Sen. Klobuchar: (01:50:01)
So, I think it’s really important to note for our colleagues back in Washington, we’re all going to have to leave very soon because we don’t want to lose our right to vote in the next vote we’re taking this evening. We have to get on a plane and go back. But that this is about our very democracy. And what we’ve learned here today has been incredibly helpful because so much of this is, like we said, in the details. And that’s why we came today. And we’ve got to be as sophisticated in Washington as the people who are trying to mess with us. That’s what Civil Rights legislation was back in the ’60s. And, as Senator Harrell just pointed out, people are doing this again. They’re finding new ways to mess with the fundamental rights of citizens to vote. And so, the way you get at that is you’re supposed to find salvation from the Constitution and from the federal government. And this is that moment. Senator Merkley.

Senator Merkley: (01:51:03)
So, John Lewis said the right to vote is precious. It’s almost sacred. It’s the most powerful nonviolent tool we have in a democratic society. And I think we all know that the vote is really the pulsating heart of a Republic. It’s under attack in a way I could never have imagined across the country. We have a responsibility under article one, section four of the constitution to set terms and conditions, basic standards across the country to secure the vote.

Senator Merkley: (01:51:36)
It isn’t just about fairness for the citizens of Georgia. Every citizen in the country is effected by having honest and fair elections everywhere because it affects the representation in Congress. And that affects laws that affect every citizen. So, we all have a stake in this.

Senator Merkley: (01:51:58)
As we entered the museum, there is the quote that… it’s powerful. I’ve heard it all my life where Senator Martin Luther King quoted the book of Amos. And what he said before that is he was referring to the barriers to voting targeted at black Americans and whether we would be satisfied while those barriers still remained. And then, he said, this ” No. We are not satisfied until justice rolls down like water and righteousness like a mighty stream.” And we are not going to be satisfied until we fully defend and protect the right to vote for every American, take on the issue of billionaires buying elections with dark money, and end gerrymandering. That is our responsibility.

Sen. Klobuchar: (01:52:56)
Very good. Okay. Next, Senator Padilla, some closing remarks.

Senator Padilla: (01:53:01)
I’ll be briefing yield the bulk of my time to Senator Ossoff, our home state Senator here. Thank you for the hospitality. Just want to make something very clear for everybody. What we’ve done here today, what we’re trying to do in the Senate, it’s not about Democrat or Republican. It’s about our fundamental right to vote. Thank you.

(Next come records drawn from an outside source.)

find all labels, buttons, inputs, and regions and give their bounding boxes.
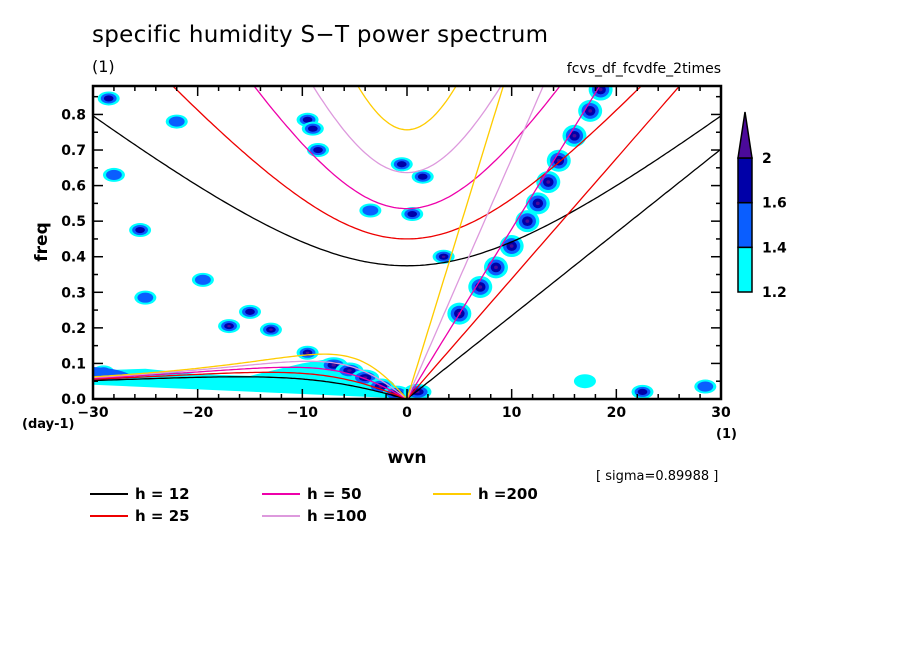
contour-blob bbox=[525, 219, 530, 223]
contour-blob bbox=[509, 244, 514, 248]
rossby-curve bbox=[93, 360, 408, 399]
contour-blob bbox=[227, 324, 231, 328]
kelvin-curve bbox=[406, 86, 505, 399]
contour-blob bbox=[407, 210, 418, 218]
kelvin-curve bbox=[406, 148, 721, 399]
x-tick-label: 10 bbox=[502, 405, 522, 421]
legend-label: h = 50 bbox=[307, 485, 362, 503]
inertia-gravity-curve bbox=[357, 86, 457, 131]
inertia-gravity-curve bbox=[312, 86, 502, 174]
colorbar-segment bbox=[737, 246, 753, 293]
contour-blob bbox=[194, 274, 211, 285]
dispersion-curves bbox=[93, 86, 721, 399]
x-tick-label: −20 bbox=[182, 405, 213, 421]
chart-subtitle: fcvs_df_fcvdfe_2times bbox=[566, 61, 721, 77]
kelvin-curve bbox=[406, 86, 601, 399]
contour-blob bbox=[307, 125, 318, 132]
contour-blob bbox=[598, 87, 603, 92]
colorbar-label: 1.6 bbox=[762, 196, 787, 212]
x-tick-label: 20 bbox=[607, 405, 627, 421]
contour-blob bbox=[106, 169, 122, 180]
contour-blob bbox=[347, 369, 352, 372]
legend-label: h =200 bbox=[478, 485, 538, 503]
rossby-curve bbox=[93, 353, 408, 399]
contour-blob bbox=[535, 201, 540, 206]
contour-blob bbox=[572, 134, 577, 138]
contour-blob bbox=[103, 95, 114, 102]
contour-blob bbox=[588, 109, 593, 113]
y-tick-label: 0.4 bbox=[61, 250, 86, 266]
colorbar-segment bbox=[737, 157, 753, 204]
y-tick-label: 0.6 bbox=[61, 179, 86, 195]
chart-title: specific humidity S−T power spectrum bbox=[92, 22, 549, 48]
contour-blob bbox=[441, 255, 446, 258]
y-unit-label: (1) bbox=[92, 57, 115, 76]
contour-blob bbox=[494, 265, 498, 270]
contour-blob bbox=[546, 180, 551, 184]
rossby-curve bbox=[93, 376, 408, 399]
contour-blob bbox=[302, 116, 313, 123]
inertia-gravity-curve bbox=[93, 115, 721, 267]
kelvin-curve bbox=[406, 86, 544, 399]
contour-blob bbox=[573, 374, 596, 389]
legend: h = 12 h = 25 h = 50 h =100 h =200 bbox=[90, 485, 538, 525]
contour-blob bbox=[697, 381, 714, 392]
contour-blob bbox=[313, 146, 323, 154]
contour-blob bbox=[137, 292, 154, 303]
y-tick-label: 0.5 bbox=[61, 214, 86, 230]
contour-blob bbox=[478, 285, 483, 289]
y-tick-label: 0.3 bbox=[61, 285, 86, 301]
x-tick-label: −30 bbox=[77, 405, 108, 421]
y-tick-label: 0.0 bbox=[61, 392, 86, 408]
rossby-curve bbox=[93, 366, 408, 399]
rossby-curve bbox=[93, 371, 408, 399]
contour-blob bbox=[168, 116, 185, 127]
contour-layer bbox=[93, 86, 717, 399]
x-tick-label: −10 bbox=[287, 405, 318, 421]
y-tick-label: 0.1 bbox=[61, 356, 86, 372]
x-axis-unit: (1) bbox=[716, 427, 737, 442]
legend-label: h = 25 bbox=[135, 507, 190, 525]
contour-blob bbox=[396, 161, 407, 168]
inertia-gravity-curve bbox=[171, 86, 643, 240]
contour-blob bbox=[305, 351, 310, 354]
x-axis-title: wvn bbox=[388, 448, 427, 468]
contour-blob bbox=[417, 173, 428, 180]
y-axis-title: freq bbox=[32, 222, 52, 261]
y-tick-label: 0.2 bbox=[61, 321, 86, 337]
axis-ticks bbox=[92, 86, 722, 400]
legend-label: h = 12 bbox=[135, 485, 190, 503]
x-tick-label: 0 bbox=[402, 405, 412, 421]
colorbar: 1.2 1.4 1.6 2 bbox=[737, 111, 787, 301]
y-tick-label: 0.7 bbox=[61, 143, 86, 159]
contour-blob bbox=[362, 205, 379, 216]
colorbar-label: 2 bbox=[762, 151, 772, 167]
plot-frame bbox=[91, 84, 723, 401]
colorbar-label: 1.4 bbox=[762, 240, 787, 256]
x-tick-label: 30 bbox=[711, 405, 731, 421]
contour-blob bbox=[637, 388, 648, 395]
kelvin-curve bbox=[406, 86, 681, 399]
contour-blob bbox=[245, 308, 255, 315]
contour-blob bbox=[135, 226, 145, 234]
y-axis-unit: (day-1) bbox=[22, 417, 74, 432]
colorbar-segment bbox=[737, 201, 753, 249]
inertia-gravity-curve bbox=[253, 86, 561, 210]
sigma-annotation: [ sigma=0.89988 ] bbox=[596, 469, 719, 484]
colorbar-extend-triangle bbox=[737, 111, 753, 159]
contour-blob bbox=[331, 363, 336, 367]
legend-label: h =100 bbox=[307, 507, 367, 525]
y-tick-label: 0.8 bbox=[61, 107, 86, 123]
contour-blob bbox=[269, 328, 273, 331]
colorbar-label: 1.2 bbox=[762, 285, 787, 301]
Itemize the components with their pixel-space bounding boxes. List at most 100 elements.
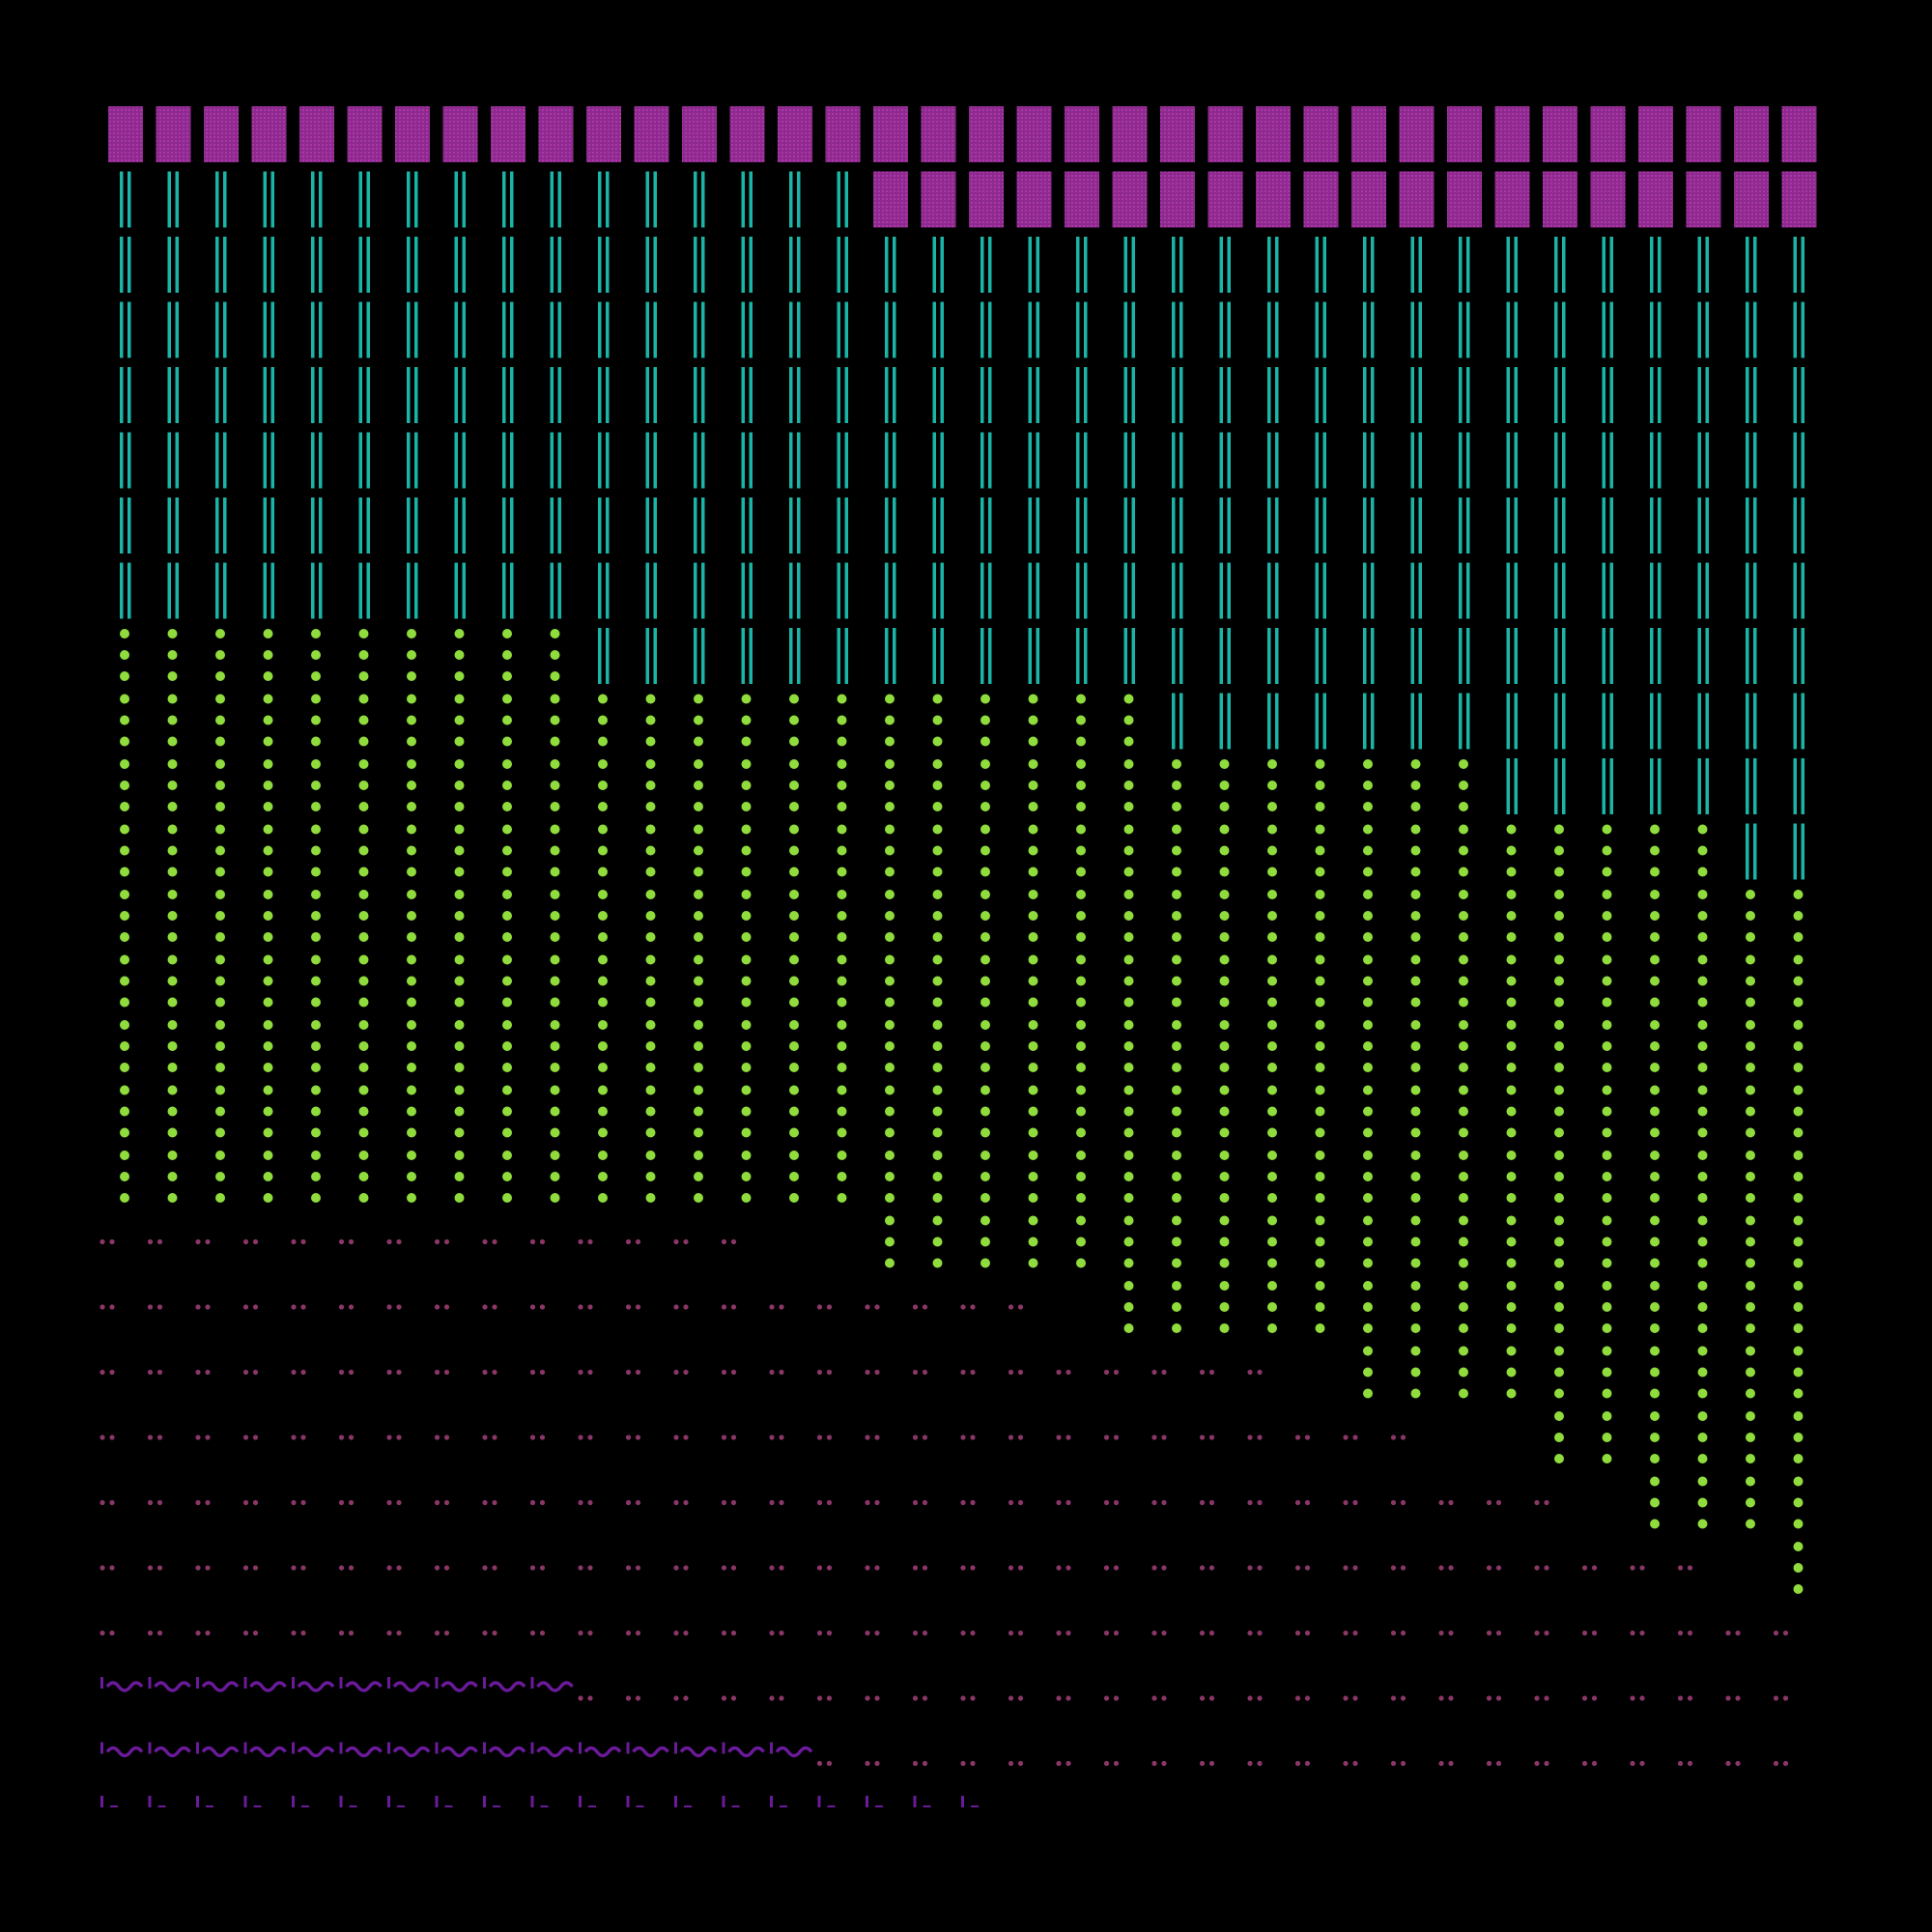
glyph-bars (837, 171, 848, 228)
glyph-pairs (386, 1565, 402, 1571)
glyph-bars (980, 301, 992, 358)
glyph-pairs (673, 1435, 689, 1440)
glyph-pairs (386, 1369, 402, 1376)
glyph-dots (454, 694, 465, 747)
glyph-bars (1602, 562, 1613, 619)
glyph-dots (263, 954, 273, 1008)
glyph-dots (1363, 759, 1373, 811)
glyph-dots (932, 1215, 943, 1268)
glyph-bars (550, 367, 561, 423)
glyph-dots (932, 890, 943, 942)
glyph-bars (1697, 562, 1709, 619)
glyph-bars (1219, 562, 1231, 619)
glyph-block (1494, 171, 1530, 228)
glyph-dots (1028, 1020, 1038, 1072)
glyph-bars (885, 432, 896, 489)
glyph-block (156, 106, 191, 162)
glyph-bars (1746, 432, 1757, 489)
glyph-pairs (195, 1565, 211, 1571)
glyph-dots (694, 759, 703, 811)
glyph-pairs (195, 1630, 211, 1636)
glyph-block (921, 106, 956, 162)
glyph-block (778, 106, 812, 162)
glyph-bars (645, 497, 657, 554)
glyph-dots (980, 694, 990, 747)
glyph-dots (1793, 1346, 1804, 1399)
glyph-dots (1315, 824, 1325, 877)
glyph-pairs (99, 1499, 115, 1506)
glyph-bars (1410, 237, 1422, 293)
glyph-block (1256, 171, 1291, 228)
glyph-pairs (865, 1499, 880, 1506)
glyph-bars (454, 432, 466, 489)
glyph-dots (789, 694, 799, 747)
glyph-dots (358, 824, 369, 877)
glyph-pairs (1199, 1760, 1215, 1767)
glyph-pairs (816, 1499, 833, 1506)
glyph-dots (694, 694, 703, 747)
glyph-dash (100, 1796, 118, 1807)
glyph-dots (1172, 824, 1181, 877)
glyph-dots (980, 1085, 990, 1138)
glyph-bars (1028, 367, 1039, 423)
glyph-dots (1554, 1085, 1564, 1138)
glyph-dots (1506, 890, 1517, 942)
glyph-dots (1793, 1411, 1804, 1463)
glyph-bars (1076, 497, 1088, 554)
glyph-bars (1172, 367, 1183, 423)
glyph-dots (120, 890, 129, 942)
glyph-dots (1650, 824, 1660, 877)
glyph-bars (358, 497, 370, 554)
glyph-bars (358, 301, 370, 358)
glyph-dots (1793, 1020, 1804, 1072)
glyph-dots (311, 694, 321, 747)
glyph-bars (1697, 758, 1709, 814)
glyph-pairs (1247, 1695, 1263, 1701)
glyph-pairs (99, 1304, 115, 1310)
glyph-pairs (578, 1499, 593, 1506)
glyph-bars (694, 171, 705, 228)
glyph-dots (980, 759, 990, 811)
glyph-dots (1793, 1215, 1804, 1268)
glyph-pairs (1103, 1760, 1120, 1767)
glyph-dots (1076, 954, 1086, 1008)
glyph-bars (1028, 432, 1039, 489)
glyph-bars (1602, 237, 1613, 293)
glyph-bars (454, 237, 466, 293)
glyph-pairs (1725, 1695, 1741, 1701)
glyph-bars (789, 432, 801, 489)
glyph-bars (1363, 562, 1375, 619)
glyph-dots (1267, 1085, 1277, 1138)
glyph-pairs (816, 1304, 833, 1310)
glyph-bars (1650, 562, 1662, 619)
glyph-bars (932, 367, 944, 423)
glyph-pairs (1151, 1435, 1167, 1440)
glyph-block (873, 106, 908, 162)
glyph-pairs (865, 1435, 880, 1440)
glyph-dots (550, 824, 560, 877)
glyph-pairs (147, 1630, 163, 1636)
glyph-dash (292, 1796, 309, 1807)
glyph-pairs (434, 1435, 450, 1440)
glyph-bars (263, 171, 274, 228)
glyph-bars (1506, 562, 1518, 619)
glyph-block (1543, 171, 1577, 228)
glyph-pairs (578, 1238, 593, 1245)
glyph-dots (454, 824, 465, 877)
glyph-dots (1315, 1085, 1325, 1138)
glyph-bars (167, 171, 179, 228)
glyph-dash (961, 1796, 979, 1807)
glyph-dots (1267, 1151, 1277, 1203)
glyph-dots (358, 954, 369, 1008)
glyph-pairs (195, 1499, 211, 1506)
glyph-bars (932, 237, 944, 293)
glyph-dots (598, 890, 608, 942)
glyph-bars (1602, 301, 1613, 358)
glyph-dots (1219, 1215, 1230, 1268)
glyph-pairs (1151, 1499, 1167, 1506)
glyph-dots (1219, 1281, 1230, 1333)
glyph-pairs (1390, 1695, 1406, 1701)
glyph-pairs (482, 1499, 497, 1506)
glyph-pairs (291, 1238, 306, 1245)
glyph-bars (1267, 301, 1279, 358)
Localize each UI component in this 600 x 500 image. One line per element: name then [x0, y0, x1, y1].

Sen. Klobuchar: (01:53:28)
Very good. Senator Ossoff.

Senator Ossoff: (01:53:31)
Well, thank you again, Madame Chair. And thank you again to our witnesses and to my colleagues for coming from across the country to examine the impact of this voter suppression law in Georgia. And I want to close by reflecting on something that Ms. Butler stated in her final remark, that the blatant racial targeting of this legislation makes so clear how vital it is that we restore the pre- clearance provisions under section five of the Voting Rights Act. And the legislation to restore pre-clearance is indeed the John Lewis Voting Rights Advancement Act, and our efforts to pass that legislation will continue robustly. Thank you again to our panel.

Sen. Klobuchar: (01:54:20)
All right. Thank you very much to the senators, to our witnesses, to Senator Warnock for being here. We really appreciate it. And the hearing record will remain open for one week and people are welcome to put anything on the record, including defenses of this bill, which we did not hear today, I think, for good reason. But the hearing record will remain open and we look forward to seeing all of you in the future, both in Georgia and in Washington, D.C. where we must get this done. Thank you. Hearing is adjourned.